Chilean artist (b. 1941)

Maria Virginia Errázuriz Guilisasti, also known as Virginia Errázuriz, (born 1941 in Santiago, Chile) is a Chilean painter, professor, printmaker and draftsperson.

== Biography ==
Errázuriz studied at University of Chile (1961–1965) and University of York (1979). By 1964 Errázuriz began to get involved in art. She discovered new materials. By the end of the 1960s she began to work professionally and to have exhibitions. Her exhibitions were organized by her husband Francisco Brugnoli (born 1935). He took her experimental works to the Museo de Arte Latinoamericano. In the late 1960s Errázuriz began to educate students at universities across Santiago. Her art was exhibited in Chile and across the world, including Barcelona, Buenos Aires and Venezuela. In 1979 she finished her studies at the University of York in Toronto, Canada. Her work is described as an economy of means, meaning she selects materials to emphasize the objects frailty. Through her work, we can see clearly an antiestablishment side that responds to the social and political issues endured by her country of Chile, during the years of 1970-1980. Her unique approach to art looked to make the viewer perplexed, as her work demonstrated puzzling objects and installations.

== Selected works ==
Errázuriz creates her artwork using materials that are either unwanted or found, which typically relate to the economy. Her collection was put away and unclassified for a long period. When her collection was eventually put out it gained recognition. Her artwork can be viewed in the Chilean National Collections, which is located in the Museo de Arte Contemporaneo and Museo de la Solidaridad Salvador Allende in Santiago.
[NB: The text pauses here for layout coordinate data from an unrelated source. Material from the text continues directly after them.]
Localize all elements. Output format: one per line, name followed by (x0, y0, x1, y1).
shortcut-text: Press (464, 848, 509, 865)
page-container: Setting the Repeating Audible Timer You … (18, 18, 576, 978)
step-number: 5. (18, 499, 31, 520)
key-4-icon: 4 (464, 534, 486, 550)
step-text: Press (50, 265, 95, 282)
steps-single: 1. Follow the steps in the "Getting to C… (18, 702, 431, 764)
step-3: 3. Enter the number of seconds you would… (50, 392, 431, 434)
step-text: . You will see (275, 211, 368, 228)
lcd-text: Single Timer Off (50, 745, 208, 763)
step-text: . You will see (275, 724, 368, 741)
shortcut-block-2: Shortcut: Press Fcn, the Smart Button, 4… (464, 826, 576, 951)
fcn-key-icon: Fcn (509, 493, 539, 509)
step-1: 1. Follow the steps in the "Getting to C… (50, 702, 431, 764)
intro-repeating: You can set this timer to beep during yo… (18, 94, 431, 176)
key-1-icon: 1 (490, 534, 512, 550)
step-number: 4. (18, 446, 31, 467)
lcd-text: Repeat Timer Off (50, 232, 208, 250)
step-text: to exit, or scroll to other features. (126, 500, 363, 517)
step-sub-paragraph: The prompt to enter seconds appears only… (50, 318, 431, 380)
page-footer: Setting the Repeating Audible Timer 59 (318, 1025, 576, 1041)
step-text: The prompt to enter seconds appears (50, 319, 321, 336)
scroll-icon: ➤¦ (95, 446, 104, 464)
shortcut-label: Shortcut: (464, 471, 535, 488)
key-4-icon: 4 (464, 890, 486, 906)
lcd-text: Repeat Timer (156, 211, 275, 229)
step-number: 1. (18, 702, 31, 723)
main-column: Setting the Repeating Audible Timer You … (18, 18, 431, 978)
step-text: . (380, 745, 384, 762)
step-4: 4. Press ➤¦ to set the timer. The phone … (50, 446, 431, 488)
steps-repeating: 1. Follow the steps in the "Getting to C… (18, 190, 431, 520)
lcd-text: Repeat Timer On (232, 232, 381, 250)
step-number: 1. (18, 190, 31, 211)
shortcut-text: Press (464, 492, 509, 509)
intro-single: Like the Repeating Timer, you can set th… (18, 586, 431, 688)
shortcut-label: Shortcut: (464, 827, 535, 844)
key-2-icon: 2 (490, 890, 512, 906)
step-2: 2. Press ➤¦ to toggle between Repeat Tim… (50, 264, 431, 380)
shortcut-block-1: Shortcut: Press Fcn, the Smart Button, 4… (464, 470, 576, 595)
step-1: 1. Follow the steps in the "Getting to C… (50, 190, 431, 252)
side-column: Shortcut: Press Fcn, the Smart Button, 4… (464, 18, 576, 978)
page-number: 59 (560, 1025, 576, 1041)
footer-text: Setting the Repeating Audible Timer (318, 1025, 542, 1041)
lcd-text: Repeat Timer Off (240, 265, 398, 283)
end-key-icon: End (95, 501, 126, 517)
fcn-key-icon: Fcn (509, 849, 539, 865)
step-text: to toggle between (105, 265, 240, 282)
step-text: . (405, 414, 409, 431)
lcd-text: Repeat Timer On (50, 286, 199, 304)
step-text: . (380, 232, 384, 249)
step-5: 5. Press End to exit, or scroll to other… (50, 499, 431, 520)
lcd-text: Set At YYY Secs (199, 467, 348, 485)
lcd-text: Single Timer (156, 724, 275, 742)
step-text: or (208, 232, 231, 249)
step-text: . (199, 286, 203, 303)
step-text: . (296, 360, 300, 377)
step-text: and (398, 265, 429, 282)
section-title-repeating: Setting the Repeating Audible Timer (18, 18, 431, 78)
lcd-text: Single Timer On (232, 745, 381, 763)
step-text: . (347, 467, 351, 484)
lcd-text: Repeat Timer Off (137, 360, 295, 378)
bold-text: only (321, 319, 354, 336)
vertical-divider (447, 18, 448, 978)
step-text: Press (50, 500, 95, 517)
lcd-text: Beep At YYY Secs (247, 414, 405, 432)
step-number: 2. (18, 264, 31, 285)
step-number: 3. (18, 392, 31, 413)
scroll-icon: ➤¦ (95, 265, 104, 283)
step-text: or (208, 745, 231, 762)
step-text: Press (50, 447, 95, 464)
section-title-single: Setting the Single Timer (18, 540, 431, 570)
Her art is meant to represent social and political issues in Chile. She creates puzzles that the audience must piece together via "knick-knacks, postcards, and other mundane objects, to which the spectator must ascribe meaning and use as a basis for interpretation."

=== I'll Be Right Back, 1965 ===
This piece was inspired by multiple found items near her, to help describe the daily life of an individual.

=== Tapestry (The Debutant), 1966 ===
This piece is an installation exhibited in the Space to Dream.

=== Diary of a Day, 1979 ===
This self-portrait was created using known objects that she used daily to create her art. She used a small spiral notebook to represent her diary that contains drawings and objects that help demonstrates her daily life.